In the struggle to produce more food sustainably, create economic growth, and improve health outcomes across the developing world, women play a pivotal role.  Women often assume different agricultural roles than men: they grow more garden crops while men grow more commodity crops and field grains[1].  Women are also generally charged with childcare and eldercare, and pay more attention to household nutrition and child health.  At the same time, women also face significant burdens in patriarchal societies where they have less access to land and income.  Due to a range of legal and cultural constraints across Africa in land inheritance, ownership, access, control, and use, women make up only about 15 percent of agricultural land holders[2],[3].  However some countries are making more progress than others in the push for equality: in Rwanda, for example, women and men have equal rights to men with regard to land ownership, inheritance, access, control and use.

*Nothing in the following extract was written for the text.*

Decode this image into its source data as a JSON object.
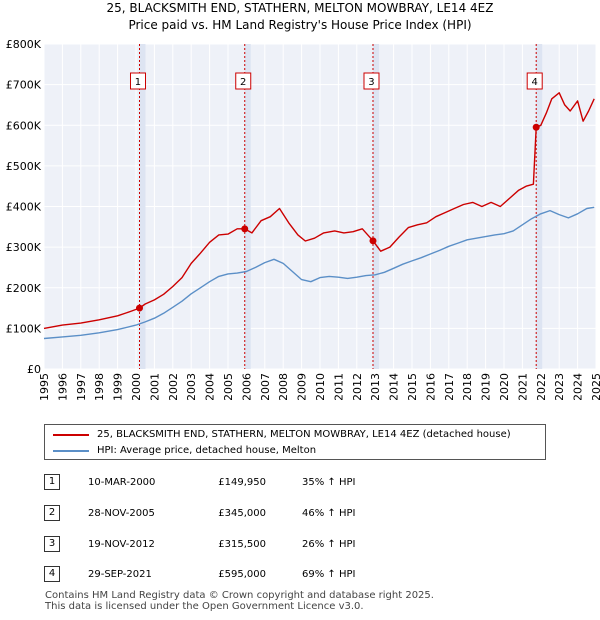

Vital Signs analyzed data it collected in Uganda, Rwanda, Tanzania and Ghana to identify the key differences between female headed households and male headed households. The data Vital Signs has collected supports these narratives.  We used data from 820 households – 140 of which were headed by women – to analyze characteristics that were noticeably different between households headed by men and households headed by women.  Some of the starkest differences are in women’s access to agricultural capital.  Women own and farm smaller areas, and they use fewer pesticides, herbicides, or purchased seeds (see below).  This jibes with global data, which shows that female farmers only receive about 5% of agricultural extension services, while only 15% of the world’s extension agents are women[4].